Although I’m usually apathetic about sports, last month I found myself engrossed by competitions I didn’t even know existed when I turned on the Summer Olympics.
Speed walking, table tennis and water polo are not usually on my radar, but watching the news with my morning coffee, I was engrossed as Elena Lashmanova and Olga Kaniskina of Russia strutted towards an emotional finish, beating Shenjie Qieyang of China in the Women’s 20K Race Walk.
It boggled my mind that this was an event and that apparently it’s owned by the women of Russia and China.
Part of the appeal of the Olympics is this temporary broadening of our horizons, reminding us that people compete and excel in sports besides football and baseball.
The international stage that is the Olympics is full of many surprises and my favorite moments were from unknown athletes showing up and competing in almost-unknown sports.
I remember having a similar feeling when I was in college. Not because of my athletic abilities — I am consistently klutzy.
However, as a high school student I was the “church girl” and thought that God was awfully lucky to have me on His team. I sang in the choir, went to youth group and got a 105 percent of my Confirmation exam — there was extra credit.
I felt that compared to all my peers who were not singing in the choir and couldn’t name the cardinal virtues, I was in really good shape.

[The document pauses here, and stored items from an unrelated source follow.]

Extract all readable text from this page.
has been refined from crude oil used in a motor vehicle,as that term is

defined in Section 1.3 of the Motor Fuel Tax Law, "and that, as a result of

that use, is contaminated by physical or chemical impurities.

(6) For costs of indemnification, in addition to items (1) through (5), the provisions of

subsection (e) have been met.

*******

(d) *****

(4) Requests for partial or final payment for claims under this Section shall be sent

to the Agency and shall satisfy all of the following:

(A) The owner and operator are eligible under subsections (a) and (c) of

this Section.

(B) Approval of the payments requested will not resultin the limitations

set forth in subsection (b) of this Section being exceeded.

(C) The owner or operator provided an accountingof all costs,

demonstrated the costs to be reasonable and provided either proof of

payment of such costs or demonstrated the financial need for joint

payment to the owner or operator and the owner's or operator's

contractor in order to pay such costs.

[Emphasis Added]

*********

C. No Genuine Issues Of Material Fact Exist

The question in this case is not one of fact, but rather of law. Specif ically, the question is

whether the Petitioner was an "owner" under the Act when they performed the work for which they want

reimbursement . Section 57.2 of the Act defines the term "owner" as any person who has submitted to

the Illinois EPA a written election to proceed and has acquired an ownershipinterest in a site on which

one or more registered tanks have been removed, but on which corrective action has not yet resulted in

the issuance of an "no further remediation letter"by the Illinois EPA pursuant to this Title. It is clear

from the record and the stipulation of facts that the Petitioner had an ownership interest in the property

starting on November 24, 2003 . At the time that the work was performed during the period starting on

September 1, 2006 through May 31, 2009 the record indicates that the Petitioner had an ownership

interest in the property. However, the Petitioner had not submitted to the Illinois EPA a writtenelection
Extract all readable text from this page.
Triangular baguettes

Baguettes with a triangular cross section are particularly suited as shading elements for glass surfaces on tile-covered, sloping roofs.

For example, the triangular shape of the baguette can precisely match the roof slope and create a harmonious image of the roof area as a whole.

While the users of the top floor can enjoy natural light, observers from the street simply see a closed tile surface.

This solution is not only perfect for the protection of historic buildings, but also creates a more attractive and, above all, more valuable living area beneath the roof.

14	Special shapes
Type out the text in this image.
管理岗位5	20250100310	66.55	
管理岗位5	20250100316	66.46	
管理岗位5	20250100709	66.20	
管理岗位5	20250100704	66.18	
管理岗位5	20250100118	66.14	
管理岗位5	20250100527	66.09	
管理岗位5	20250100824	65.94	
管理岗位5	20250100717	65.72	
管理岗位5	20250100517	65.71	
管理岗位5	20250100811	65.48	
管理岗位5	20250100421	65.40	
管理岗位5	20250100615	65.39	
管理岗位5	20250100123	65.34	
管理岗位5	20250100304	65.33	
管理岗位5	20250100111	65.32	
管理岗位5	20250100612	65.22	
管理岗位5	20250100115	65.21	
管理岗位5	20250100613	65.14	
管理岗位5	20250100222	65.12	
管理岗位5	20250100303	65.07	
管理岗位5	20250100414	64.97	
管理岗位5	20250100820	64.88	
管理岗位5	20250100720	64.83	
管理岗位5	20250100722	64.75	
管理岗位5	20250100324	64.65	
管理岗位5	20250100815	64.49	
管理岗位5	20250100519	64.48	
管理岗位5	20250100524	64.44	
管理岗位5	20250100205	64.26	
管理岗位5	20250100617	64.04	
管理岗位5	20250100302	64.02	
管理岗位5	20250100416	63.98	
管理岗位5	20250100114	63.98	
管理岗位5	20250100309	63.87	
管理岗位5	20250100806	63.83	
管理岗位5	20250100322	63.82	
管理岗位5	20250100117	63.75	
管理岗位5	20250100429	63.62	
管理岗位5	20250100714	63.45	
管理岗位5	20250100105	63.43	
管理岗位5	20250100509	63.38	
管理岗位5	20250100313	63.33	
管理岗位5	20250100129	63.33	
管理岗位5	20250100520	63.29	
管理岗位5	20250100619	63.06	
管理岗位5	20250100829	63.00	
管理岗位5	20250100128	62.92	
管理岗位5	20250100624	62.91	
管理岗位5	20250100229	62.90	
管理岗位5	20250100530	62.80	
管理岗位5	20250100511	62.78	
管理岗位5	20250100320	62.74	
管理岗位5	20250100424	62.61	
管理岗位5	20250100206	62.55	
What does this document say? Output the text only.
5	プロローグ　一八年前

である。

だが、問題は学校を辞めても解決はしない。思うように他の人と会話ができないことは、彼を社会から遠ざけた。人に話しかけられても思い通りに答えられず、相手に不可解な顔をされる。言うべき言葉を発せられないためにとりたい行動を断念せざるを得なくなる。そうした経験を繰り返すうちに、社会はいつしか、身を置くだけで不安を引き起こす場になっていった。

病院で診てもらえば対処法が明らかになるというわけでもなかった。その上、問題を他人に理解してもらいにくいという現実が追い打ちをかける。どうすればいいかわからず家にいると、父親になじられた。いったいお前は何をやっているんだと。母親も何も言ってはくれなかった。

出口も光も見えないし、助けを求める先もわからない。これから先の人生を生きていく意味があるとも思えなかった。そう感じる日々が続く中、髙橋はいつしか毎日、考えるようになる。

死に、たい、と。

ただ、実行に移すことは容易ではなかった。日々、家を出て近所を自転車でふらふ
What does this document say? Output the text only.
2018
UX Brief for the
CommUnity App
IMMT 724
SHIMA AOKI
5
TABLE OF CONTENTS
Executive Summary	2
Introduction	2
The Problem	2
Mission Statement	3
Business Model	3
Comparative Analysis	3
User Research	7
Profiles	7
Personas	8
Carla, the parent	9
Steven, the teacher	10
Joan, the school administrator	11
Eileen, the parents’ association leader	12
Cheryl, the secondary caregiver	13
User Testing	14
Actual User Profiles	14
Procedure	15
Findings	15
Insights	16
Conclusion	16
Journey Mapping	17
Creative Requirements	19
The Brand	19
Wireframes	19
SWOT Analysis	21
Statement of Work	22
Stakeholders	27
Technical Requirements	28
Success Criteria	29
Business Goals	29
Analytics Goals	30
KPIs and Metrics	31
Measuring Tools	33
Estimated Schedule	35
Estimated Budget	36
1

My sense of holiness was based not on God, but by the actions of those around me.
Much like an athlete arriving at an international venue and discovering that there are many who are faster, stronger and better than they are, I left my parish for college and discovered that many of my peers sang in the choir, were active in their youth group and also passed their Confirmation exams with flying colors. Some of them even had plaques of recognition.
I felt defeated to discover that I wasn’t nearly as on top of my spirituality game as I thought I was.
My mistake had been comparing myself to others instead of Christ. Michael Phelps didn’t train next to the local YMCA swim team and Gabby Douglas didn’t just practice her somersaults with classmates during recess.
They — and all athletes serious about perfecting their skills — found coaches and teammates that pushed them to be the best in their field, not just their neighborhood.
Similarly, if we’re serious about growing in holiness, we need to use authentic measurements. As Catholics, we’re blessed with many: Hebrews reminds us that we are “surrounded by so great a cloud of witnesses” — the entire Communion of Saints whose lives are held up as examples for us to model. Also helpful are daily examinations of conscience, and regular confession.
Most importantly, we can look to Christ, “the leader and perfecter of faith” (Heb 12:2) to ensure that we see holiness not as a competition with others, but a genuine pursuit of the person of Christ.